Statistics are vital in allowing SQL Server to execute your queries in the most performant manner. Having a deeper understanding of how Statistics work really helps when you are performance tuning
I talked a few posts ago about Automatic Sample Sizes for Statistics Updates. From SQL 2016 CU4 we’ve been able to override that. You can manually update a statistics object specifying a given sample rate, and specify that that sample rate is what will be used for any subsequent automatic updates on the same object.
You can’t change the default sample rate globally, but this functionality is actually more useful. It means that if you find that you have a particular statistics object where the automatic sampling rate is too low, and that has a negative effect on query performance, then you can choose a sampling rate specific for that object.
Let’s take a quick look at doing this in practice.
Here’s some reused SQL from the previous post to create a table and throw in a million rows:
--Create table for Testing CREATE TABLE dbo.Test( Id INT IDENTITY(1,1) CONSTRAINT PK_Test PRIMARY KEY CLUSTERED, TextValue VARCHAR(20) NULL ); --Create index on TextValue CREATE INDEX IX_Test_TextValue ON dbo.Test(TextValue); --Insert a bunch of rows INSERT INTO dbo.Test(TextValue) SELECT TOP 1000000 'blah' FROM sys.objects a, sys.objects b, sys.objects c, sys.objects d;
I haven’t updated the stats yet. As we can see if I view them:
--View the statistics DBCC SHOW_STATISTICS('dbo.Test', IX_Test_TextValue) WITH STAT_HEADER;
The stats haven’t any information yet but there is still one thing to notice. See that final column Persisted Sample Percent? That was added to support this functionality.

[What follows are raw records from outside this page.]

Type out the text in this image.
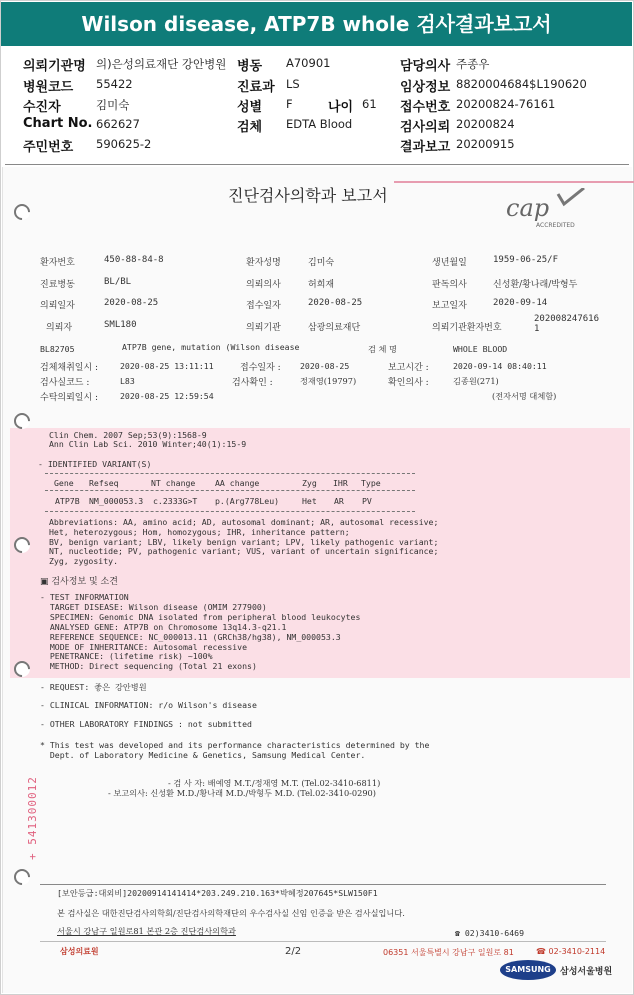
Wilson disease, ATP7B whole 검사결과보고서
의뢰기관명 의)은성의료재단 강안병원 병동 A70901	담당의사 주종우
병원코드 55422	진료과 LS	임상정보 8820004684$L190620
수진자	김미숙	성별 F	나이 61 접수번호 20200824-76161
Chart No. 662627	검체 EDTA Blood	검사의뢰 20200824
주민번호 590625-2	결과보고 20200915
진단검사의학과 보고서	cap
ACCREDITED
환자번호	450-88-84-8	환자성명	김미숙	생년월일	1959-06-25/F
진료병동	BL/BL	의뢰의사	허희재	판독의사	신성환/황나래/박형두
의뢰일자	2020-08-25	접수일자	2020-08-25	보고일자	2020-09-14
의뢰자	SML180	의뢰기관	삼광의료재단	의뢰기관환자번호
202008247616
1
BL82705	ATP7B gene, mutation (Wilson disease	검 체 명	WHOLE BLOOD
검체채취일시 :	2020-08-25 13:11:11	접수일자 : 2020-08-25	보고시간 :	2020-09-14 08:40:11
검사실코드 :	L83	검사확인 :	정재영(19797)	확인의사 :	김종원(271)
수탁의뢰일시 :	2020-08-25 12:59:54	(전자서명 대체함)
Clin Chem. 2007 Sep;53(9):1568-9
Ann Clin Lab Sci. 2010 Winter;40(1):15-9
- IDENTIFIED VARIANT(S)
Gene Refseq	NT change AA change	Zyg IHR Type
ATP7B NM_000053.3 c.2333G>T p.(Arg778Leu)	Het AR PV
Abbreviations: AA, amino acid; AD, autosomal dominant; AR, autosomal recessive;
Het, heterozygous; Hom, homozygous; IHR, inheritance pattern;
BV, benign variant; LBV, likely benign variant; LPV, likely pathogenic variant;
NT, nucleotide; PV, pathogenic variant; VUS, variant of uncertain significance;
Zyg, zygosity.
▣ 검사정보 및 소견
- TEST INFORMATION
TARGET DISEASE: Wilson disease (OMIM 277900)
SPECIMEN: Genomic DNA isolated from peripheral blood leukocytes
ANALYSED GENE: ATP7B on Chromosome 13q14.3-q21.1
REFERENCE SEQUENCE: NC_000013.11 (GRCh38/hg38), NM_000053.3
MODE OF INHERITANCE: Autosomal recessive
PENETRANCE: (lifetime risk) ~100%
METHOD: Direct sequencing (Total 21 exons)
- REQUEST: 좋은 강안병원
- CLINICAL INFORMATION: r/o Wilson's disease
- OTHER LABORATORY FINDINGS : not submitted
* This test was developed and its performance characteristics determined by the
Dept. of Laboratory Medicine & Genetics, Samsung Medical Center.
- 검 사 자: 배예영 M.T./정재영 M.T. (Tel.02-3410-6811)
- 보고의사: 신성환 M.D./황나래 M.D./박형두 M.D. (Tel.02-3410-0290)
+ 541300012
[보안등급:대외비]20200914141414*203.249.210.163*박혜정207645*SLW150F1
본 검사실은 대한진단검사의학회/진단검사의학재단의 우수검사실 신임 인증을 받은 검사실입니다.
서울시 강남구 일원로81 본관 2층 진단검사의학과	☎ 02)3410-6469
삼성의료원	2/2	06351 서울특별시 강남구 일원로 81	☎ 02-3410-2114
SAMSUNG	삼성서울병원
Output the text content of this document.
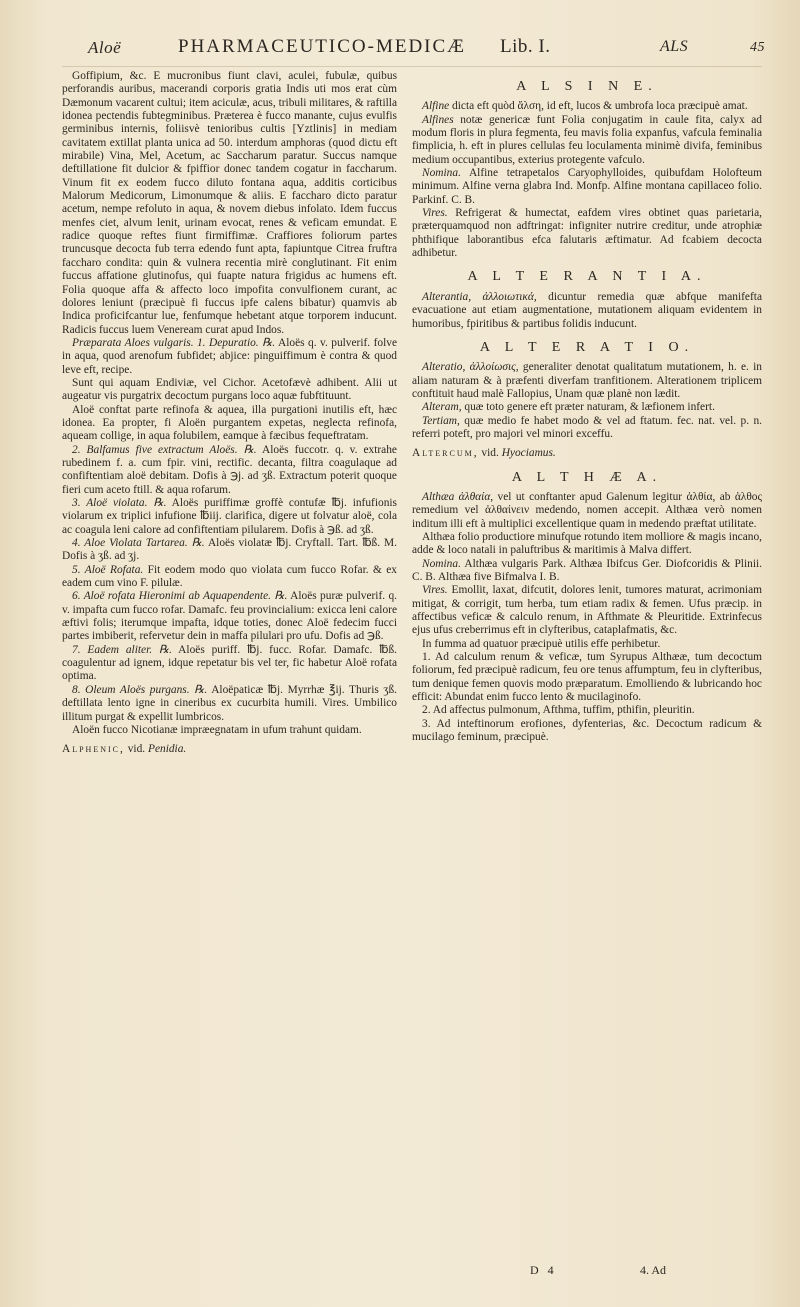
Aloë	PHARMACEUTICO-MEDICÆ Lib. I.	ALS	45

Goffipium, &c. E mucronibus fiunt clavi, aculei, fubulæ, quibus perforandis auribus, macerandi corporis gratia Indis uti mos erat cùm Dæmonum vacarent cultui; item aciculæ, acus, tribuli militares, & raftilla idonea pectendis fubtegminibus. Præterea è fucco manante, cujus evulfis germinibus internis, foliisvè tenioribus cultis [Yztlinis] in mediam cavitatem extillat planta unica ad 50. interdum amphoras (quod dictu eft mirabile) Vina, Mel, Acetum, ac Saccharum paratur. Succus namque deftillatione fit dulcior & fpiffior donec tandem cogatur in faccharum. Vinum fit ex eodem fucco diluto fontana aqua, additis corticibus Malorum Medicorum, Limonumque & aliis. E faccharo dicto paratur acetum, nempe refoluto in aqua, & novem diebus infolato. Idem fuccus menfes ciet, alvum lenit, urinam evocat, renes & veficam emundat. E radice quoque reftes fiunt firmiffimæ. Craffiores foliorum partes truncusque decocta fub terra edendo funt apta, fapiuntque Citrea fruftra faccharo condita: quin & vulnera recentia mirè conglutinant. Fit enim fuccus affatione glutinofus, qui fuapte natura frigidus ac humens eft. Folia quoque affa & affecto loco impofita convulfionem curant, ac dolores leniunt (præcipuè fi fuccus ipfe calens bibatur) quamvis ab Indica proficifcantur lue, fenfumque hebetant atque torporem inducunt. Radicis fuccus luem Veneream curat apud Indos.

Præparata Aloes vulgaris. 1. Depuratio. ℞. Aloës q. v. pulverif. folve in aqua, quod arenofum fubfidet; abjice: pinguiffimum è contra & quod leve eft, recipe.

Sunt qui aquam Endiviæ, vel Cichor. Acetofævè adhibent. Alii ut augeatur vis purgatrix decoctum purgans loco aquæ fubftituunt.

Aloë conftat parte refinofa & aquea, illa purgationi inutilis eft, hæc idonea. Ea propter, fi Aloën purgantem expetas, neglecta refinofa, aqueam collige, in aqua folubilem, eamque à fæcibus fequeftratam.

2. Balfamus five extractum Aloës. ℞. Aloës fuccotr. q. v. extrahe rubedinem f. a. cum fpir. vini, rectific. decanta, filtra coagulaque ad confiftentiam aloë debitam. Dofis à ℈j. ad ʒß. Extractum poterit quoque fieri cum aceto ftill. & aqua rofarum.

3. Aloë violata. ℞. Aloës puriffimæ groffè contufæ ℔j. infufionis violarum ex triplici infufione ℔iij. clarifica, digere ut folvatur aloë, cola ac coagula leni calore ad confiftentiam pilularem. Dofis à ℈ß. ad ʒß.

4. Aloe Violata Tartarea. ℞. Aloës violatæ ℔j. Cryftall. Tart. ℔ß. M. Dofis à ʒß. ad ʒj.

5. Aloë Rofata. Fit eodem modo quo violata cum fucco Rofar. & ex eadem cum vino F. pilulæ.

6. Aloë rofata Hieronimi ab Aquapendente. ℞. Aloës puræ pulverif. q. v. impafta cum fucco rofar. Damafc. feu provincialium: exicca leni calore æftivi folis; iterumque impafta, idque toties, donec Aloë fedecim fucci partes imbiberit, refervetur dein in maffa pilulari pro ufu. Dofis ad ℈ß.

7. Eadem aliter. ℞. Aloës puriff. ℔j. fucc. Rofar. Damafc. ℔ß. coagulentur ad ignem, idque repetatur bis vel ter, fic habetur Aloë rofata optima.

8. Oleum Aloës purgans. ℞. Aloëpaticæ ℔j. Myrrhæ ℥ij. Thuris ʒß. deftillata lento igne in cineribus ex cucurbita humili. Vires. Umbilico illitum purgat & expellit lumbricos.

Aloën fucco Nicotianæ impræegnatam in ufum trahunt quidam.

Alphenic, vid. Penidia.

A L S I N E.

Alfine dicta eft quòd ἄλση, id eft, lucos & umbrofa loca præcipuè amat.

Alfines notæ genericæ funt Folia conjugatim in caule fita, calyx ad modum floris in plura fegmenta, feu mavis folia expanfus, vafcula feminalia fimplicia, h. eft in plures cellulas feu loculamenta minimè divifa, feminibus medium occupantibus, exterius protegente vafculo.

Nomina. Alfine tetrapetalos Caryophylloides, quibufdam Holofteum minimum. Alfine verna glabra Ind. Monfp. Alfine montana capillaceo folio. Parkinf. C. B.

Vires. Refrigerat & humectat, eafdem vires obtinet quas parietaria, præterquamquod non adftringat: infigniter nutrire creditur, unde atrophiæ phthifique laborantibus efca falutaris æftimatur. Ad fcabiem decocta adhibetur.

A L T E R A N T I A.

Alterantia, ἀλλοιωτικά, dicuntur remedia quæ abfque manifefta evacuatione aut etiam augmentatione, mutationem aliquam evidentem in humoribus, fpiritibus & partibus folidis inducunt.

A L T E R A T I O.

Alteratio, ἀλλοίωσις, generaliter denotat qualitatum mutationem, h. e. in aliam naturam & à præfenti diverfam tranfitionem. Alterationem triplicem conftituit haud malè Fallopius, Unam quæ planè non lædit.

Alteram, quæ toto genere eft præter naturam, & læfionem infert.

Tertiam, quæ medio fe habet modo & vel ad ftatum. fec. nat. vel. p. n. referri poteft, pro majori vel minori exceffu.

Altercum, vid. Hyociamus.

A L T H Æ A.

Althæa ἀλθαία, vel ut conftanter apud Galenum legitur ἀλθία, ab ἀλθος remedium vel ἀλθαίνειν medendo, nomen accepit. Althæa verò nomen inditum illi eft à multiplici excellentique quam in medendo præftat utilitate.

Althæa folio productiore minufque rotundo item molliore & magis incano, adde & loco natali in paluftribus & maritimis à Malva differt.

Nomina. Althæa vulgaris Park. Althæa Ibifcus Ger. Diofcoridis & Plinii. C. B. Althæa five Bifmalva I. B.

Vires. Emollit, laxat, difcutit, dolores lenit, tumores maturat, acrimoniam mitigat, & corrigit, tum herba, tum etiam radix & femen. Ufus præcip. in affectibus veficæ & calculo renum, in Afthmate & Pleuritide. Extrinfecus ejus ufus creberrimus eft in clyfteribus, cataplafmatis, &c.

In fumma ad quatuor præcipuè utilis effe perhibetur.

1. Ad calculum renum & veficæ, tum Syrupus Althææ, tum decoctum foliorum, fed præcipuè radicum, feu ore tenus affumptum, feu in clyfteribus, tum denique femen quovis modo præparatum. Emolliendo & lubricando hoc efficit: Abundat enim fucco lento & mucilaginofo.

2. Ad affectus pulmonum, Afthma, tuffim, pthifin, pleuritin.

3. Ad inteftinorum erofiones, dyfenterias, &c. Decoctum radicum & mucilago feminum, præcipuè.

D 4	4. Ad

The stats will only get updated by the auto stats mechanism when I run a query against the table and the optimiser is interested in them but sees they’re stale. From zero to a million rows should be stale enough. Let’s run a quick query:
--Random Query SELECT * FROM dbo.Test WHERE TextValue = 'not blah’;'
And view the stats again:
We can see the stats got updated and the table was big enough that SQL decided to sample rather than scan the whole index. About 42% of the rows got sampled. Persisted Sample Percent is set to zero, i.e. it is not set.
Let’s say that I want to make sure that this statistics object always updates with a full scan.
What I can now do is manually update the statistics and specific that the sample percentage should be persisted:
--Update the stats and persist the sample rate UPDATE STATISTICS dbo.Test IX_Test_TextValue WITH FULLSCAN, PERSIST_SAMPLE_PERCENT = ON;
Let’s check that did what we wanted by viewing the stats:
Great, we can see all the rows were sampled and the Persisted Sample Percent is now set to 100.
Now let’s see what happens when another auto update kicks in. I insert another million rows with the same SQL from above. Then I run the select query again. The optimiser notices the statistics are now stale and so it updates them and recompiles the plan for the query. We can see this when we check the stats yet again:
SQL has done exactly what we wanted, it performed the auto stats update in the background and it used the 100% persisted sample rate.